Даже если бы пани Ковальская не пыталась меня запугать, я бы повела себя ровно так же. Ведь все связано, что бы она ни говорила. Наши жизни переплелись, обросли болезненными узлами-опухолями – их не распутать, только разрубить.
Исчезновение Юлии не просто напугало меня. В груди будто перевернулись песочные часы – пошел обратный отсчет до чего‑то сокрушительного, непоправимого. И то, что происходит сейчас, покажется детской игрой.
* * *Обратно я бреду уже одна. За окнами чернильная темень, и все мои мысли устремляются к Юлии. Жива ли она? А если и жива, то в тепле ли? Есть ли у нее убежище?
Холодная, дикая ночь голодна до наших страхов.
А что, если это – то самое?
Нет! Мне хочется отвесить себе пощечину, но я только запускаю ногти в ладонь. Как можно быть такой глупой? Мне давно не тринадцать, чтобы продолжать верить в подобную чепуху.
Закрываю глаза и снова чувствую запах костра и тлеющих листьев крапивы; вижу, как бусинки крови падают на угли с черных пальцев, и раздается сухой треск ломающихся веток. Звук движется к нам по кругу, по сжимающейся спирали.
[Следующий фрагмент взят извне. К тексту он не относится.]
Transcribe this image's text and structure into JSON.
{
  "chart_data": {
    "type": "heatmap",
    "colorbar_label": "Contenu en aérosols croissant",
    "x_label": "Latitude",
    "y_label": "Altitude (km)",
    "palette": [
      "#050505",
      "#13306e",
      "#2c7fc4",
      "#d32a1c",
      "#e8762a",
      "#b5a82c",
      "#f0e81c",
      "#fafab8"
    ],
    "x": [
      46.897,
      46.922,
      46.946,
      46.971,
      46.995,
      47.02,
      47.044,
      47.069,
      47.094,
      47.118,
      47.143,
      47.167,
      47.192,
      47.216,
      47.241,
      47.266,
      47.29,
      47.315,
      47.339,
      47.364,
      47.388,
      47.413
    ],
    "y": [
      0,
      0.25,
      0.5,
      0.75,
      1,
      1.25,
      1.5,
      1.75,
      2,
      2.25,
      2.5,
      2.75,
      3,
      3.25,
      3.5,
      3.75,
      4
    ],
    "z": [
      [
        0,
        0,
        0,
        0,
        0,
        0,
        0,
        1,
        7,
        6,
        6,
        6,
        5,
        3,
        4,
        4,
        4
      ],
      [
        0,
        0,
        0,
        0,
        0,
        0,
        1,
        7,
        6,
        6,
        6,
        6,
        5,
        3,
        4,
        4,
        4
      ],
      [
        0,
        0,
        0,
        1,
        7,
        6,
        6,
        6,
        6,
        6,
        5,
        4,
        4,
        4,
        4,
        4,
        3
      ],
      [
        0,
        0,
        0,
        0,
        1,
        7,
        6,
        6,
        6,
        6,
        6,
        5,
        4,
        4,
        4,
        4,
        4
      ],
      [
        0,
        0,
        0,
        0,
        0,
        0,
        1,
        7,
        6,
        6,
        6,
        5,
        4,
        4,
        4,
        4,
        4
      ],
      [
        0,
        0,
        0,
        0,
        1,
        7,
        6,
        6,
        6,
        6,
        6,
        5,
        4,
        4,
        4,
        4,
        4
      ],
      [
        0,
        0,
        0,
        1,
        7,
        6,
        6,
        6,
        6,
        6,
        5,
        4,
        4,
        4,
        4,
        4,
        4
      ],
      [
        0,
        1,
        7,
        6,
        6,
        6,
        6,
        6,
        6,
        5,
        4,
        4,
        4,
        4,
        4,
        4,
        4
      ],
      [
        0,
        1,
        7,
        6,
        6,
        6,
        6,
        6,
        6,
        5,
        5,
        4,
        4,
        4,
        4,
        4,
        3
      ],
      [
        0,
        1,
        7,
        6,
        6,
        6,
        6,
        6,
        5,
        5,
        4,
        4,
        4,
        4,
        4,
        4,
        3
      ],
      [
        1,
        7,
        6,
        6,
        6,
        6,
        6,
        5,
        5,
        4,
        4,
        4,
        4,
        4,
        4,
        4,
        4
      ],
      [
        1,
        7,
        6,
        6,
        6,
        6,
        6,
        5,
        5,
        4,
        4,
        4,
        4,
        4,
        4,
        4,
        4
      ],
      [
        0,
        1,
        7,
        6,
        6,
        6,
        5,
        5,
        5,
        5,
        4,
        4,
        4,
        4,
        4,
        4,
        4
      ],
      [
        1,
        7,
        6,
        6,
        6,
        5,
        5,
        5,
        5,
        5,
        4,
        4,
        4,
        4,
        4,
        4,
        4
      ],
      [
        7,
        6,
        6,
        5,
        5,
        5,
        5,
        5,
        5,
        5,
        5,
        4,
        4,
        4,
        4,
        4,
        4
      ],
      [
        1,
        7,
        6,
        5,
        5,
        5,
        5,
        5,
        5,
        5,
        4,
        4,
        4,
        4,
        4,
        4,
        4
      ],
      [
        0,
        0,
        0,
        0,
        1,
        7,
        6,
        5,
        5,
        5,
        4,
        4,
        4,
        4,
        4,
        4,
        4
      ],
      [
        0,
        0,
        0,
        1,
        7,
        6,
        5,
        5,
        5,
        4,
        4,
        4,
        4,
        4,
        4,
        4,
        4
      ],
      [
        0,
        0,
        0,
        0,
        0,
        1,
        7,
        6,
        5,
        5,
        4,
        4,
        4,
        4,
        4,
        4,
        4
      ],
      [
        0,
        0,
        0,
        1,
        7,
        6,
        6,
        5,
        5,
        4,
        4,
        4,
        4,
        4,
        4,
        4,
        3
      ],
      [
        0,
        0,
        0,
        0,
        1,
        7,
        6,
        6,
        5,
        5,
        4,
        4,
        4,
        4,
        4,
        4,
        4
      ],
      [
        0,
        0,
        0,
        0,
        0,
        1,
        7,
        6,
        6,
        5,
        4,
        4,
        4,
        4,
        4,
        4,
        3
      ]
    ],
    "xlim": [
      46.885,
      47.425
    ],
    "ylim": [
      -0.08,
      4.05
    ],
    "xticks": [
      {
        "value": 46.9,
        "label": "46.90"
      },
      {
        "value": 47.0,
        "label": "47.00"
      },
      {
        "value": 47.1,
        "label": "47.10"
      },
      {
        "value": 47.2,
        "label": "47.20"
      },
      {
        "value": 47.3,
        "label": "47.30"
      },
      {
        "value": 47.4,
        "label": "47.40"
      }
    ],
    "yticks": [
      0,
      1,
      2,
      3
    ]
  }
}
По телу пробегает озноб, и я выныриваю из воспоминаний. Ерунда. Тогда это был олень, и ничего больше. Просто олень.
У подножия лестницы я сталкиваюсь с пани Новак. Она выглядит встревоженной.
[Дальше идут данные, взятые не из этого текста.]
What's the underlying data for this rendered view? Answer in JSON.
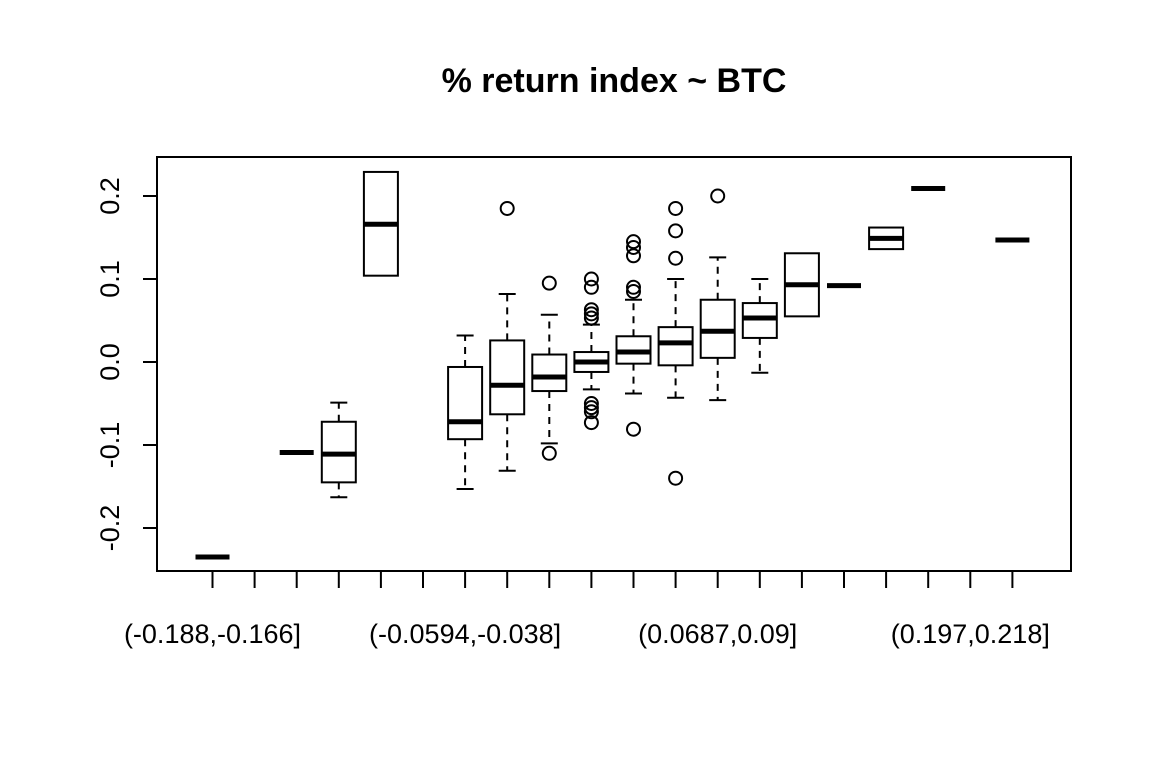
{
  "chart_data": {
    "type": "boxplot",
    "title": "% return index ~ BTC",
    "xlabel": "",
    "ylabel": "",
    "ylim": [
      -0.25,
      0.25
    ],
    "y_ticks": [
      -0.2,
      -0.1,
      0.0,
      0.1,
      0.2
    ],
    "y_tick_labels": [
      "-0.2",
      "-0.1",
      "0.0",
      "0.1",
      "0.2"
    ],
    "x_tick_labels": [
      "(-0.188,-0.166]",
      "(-0.0594,-0.038]",
      "(0.0687,0.09]",
      "(0.197,0.218]"
    ],
    "x_tick_label_positions": [
      1,
      7,
      13,
      19
    ],
    "num_categories": 20,
    "boxes": [
      {
        "pos": 1,
        "min": -0.235,
        "q1": -0.235,
        "median": -0.235,
        "q3": -0.235,
        "max": -0.235,
        "outliers": []
      },
      {
        "pos": 3,
        "min": -0.109,
        "q1": -0.109,
        "median": -0.109,
        "q3": -0.109,
        "max": -0.109,
        "outliers": []
      },
      {
        "pos": 4,
        "min": -0.163,
        "q1": -0.145,
        "median": -0.111,
        "q3": -0.072,
        "max": -0.049,
        "outliers": []
      },
      {
        "pos": 5,
        "min": 0.104,
        "q1": 0.104,
        "median": 0.166,
        "q3": 0.229,
        "max": 0.229,
        "outliers": []
      },
      {
        "pos": 7,
        "min": -0.153,
        "q1": -0.093,
        "median": -0.072,
        "q3": -0.006,
        "max": 0.032,
        "outliers": []
      },
      {
        "pos": 8,
        "min": -0.131,
        "q1": -0.063,
        "median": -0.028,
        "q3": 0.026,
        "max": 0.082,
        "outliers": [
          0.185
        ]
      },
      {
        "pos": 9,
        "min": -0.098,
        "q1": -0.035,
        "median": -0.018,
        "q3": 0.009,
        "max": 0.057,
        "outliers": [
          0.095,
          -0.11
        ]
      },
      {
        "pos": 10,
        "min": -0.033,
        "q1": -0.012,
        "median": 0.0,
        "q3": 0.012,
        "max": 0.045,
        "outliers": [
          0.1,
          0.09,
          0.063,
          0.058,
          0.053,
          -0.05,
          -0.055,
          -0.06,
          -0.073
        ]
      },
      {
        "pos": 11,
        "min": -0.038,
        "q1": -0.002,
        "median": 0.012,
        "q3": 0.031,
        "max": 0.075,
        "outliers": [
          0.145,
          0.138,
          0.128,
          0.09,
          0.085,
          -0.081
        ]
      },
      {
        "pos": 12,
        "min": -0.043,
        "q1": -0.004,
        "median": 0.023,
        "q3": 0.042,
        "max": 0.1,
        "outliers": [
          0.185,
          0.158,
          0.125,
          -0.14
        ]
      },
      {
        "pos": 13,
        "min": -0.046,
        "q1": 0.005,
        "median": 0.037,
        "q3": 0.075,
        "max": 0.126,
        "outliers": [
          0.2
        ]
      },
      {
        "pos": 14,
        "min": -0.013,
        "q1": 0.029,
        "median": 0.053,
        "q3": 0.071,
        "max": 0.1,
        "outliers": []
      },
      {
        "pos": 15,
        "min": 0.055,
        "q1": 0.055,
        "median": 0.093,
        "q3": 0.131,
        "max": 0.131,
        "outliers": []
      },
      {
        "pos": 16,
        "min": 0.092,
        "q1": 0.092,
        "median": 0.092,
        "q3": 0.092,
        "max": 0.092,
        "outliers": []
      },
      {
        "pos": 17,
        "min": 0.136,
        "q1": 0.136,
        "median": 0.149,
        "q3": 0.162,
        "max": 0.162,
        "outliers": []
      },
      {
        "pos": 18,
        "min": 0.209,
        "q1": 0.209,
        "median": 0.209,
        "q3": 0.209,
        "max": 0.209,
        "outliers": []
      },
      {
        "pos": 20,
        "min": 0.147,
        "q1": 0.147,
        "median": 0.147,
        "q3": 0.147,
        "max": 0.147,
        "outliers": []
      }
    ]
  }
}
Пани Новак со второго года преподает у нас родную речь и литературу. С ней зубрежки стало чуть меньше, а интереса к предмету прибавилось. Нам даже дозволяется озвучивать на занятиях личное мнение. Думаю, поэтому она такая чувствительная к чужим настроениям: нельзя рассуждать о поэзии Юлиуша Словацкого [1] и оставаться сухим пнем.
– Ну, что там? – Пани Новак прижимает сжатые кулаки к груди, и они тонут в пышном жабо. – Есть ли новости о Юлии?
– Нет, пани Новак. Меня только спрашивали, не ссорились ли мы с ней накануне.
Она ахает, ее светло-зеленые глаза сначала округляются от изумления, но тут же суживаются в гневе:
– Это они что – подозревают наших девочек? Подозревают тебя?! Да как они могут!
Пани Новак невысокая, но может производить подавляющее впечатление. Вот как сейчас – рядом с ней я чувствую себя маленькой, хотя на полголовы выше наставницы.
– Не волнуйся, Магдалена. Никто не думает о тебе дурно. Во всяком случае, я точно не думаю, – тараторит пани Новак, теребя все украшения, что на ней есть: сжимает подвеску, дергает серьги, крутит на пальце кольцо. – Ведь если ты говоришь, что с Юлией не ссорилась, то, значит, так и есть. Я тебе верю.
Меня вдруг пронзает стыд, глаза жжет.
Пани Новак быстро понимает, что я на грани, и раскрывает передо мной объятия:
– Милая моя, милая Магдалена. Тебе одиноко, да? Ты ведь так любила нашу Касю, вы так дружили! А теперь ты осталась одна. Бедная, бедная моя девочка…
С этими словами она гладит меня по спине и слегка покачивается, а я рыдаю, спрятав лицо в кружева ее воротничка, зажав себе рот ладонью.
Под шепот и участливое причитание пани Новак я успокаиваюсь и уже могу стоять без поддержки.
– Полегчало? Держи, вытри глазки. – Она протягивает мне вышитый гладью платочек. – А теперь тебе стоит умыться холодной водой – чем холодней, тем лучше – и лечь спать с легким сердцем. Ты ни в чем не виновата, не забывай об этом. Не виновата.
Я зачарованно киваю, почти веря ее словам.
– Давай, иди к себе. Скоро прозвонят отбой. Поисками Юлии уже занимается полиция. Может статься, ты проснешься, а ее уже найдут. В плаще из листьев, в короне золотой, – шутит она.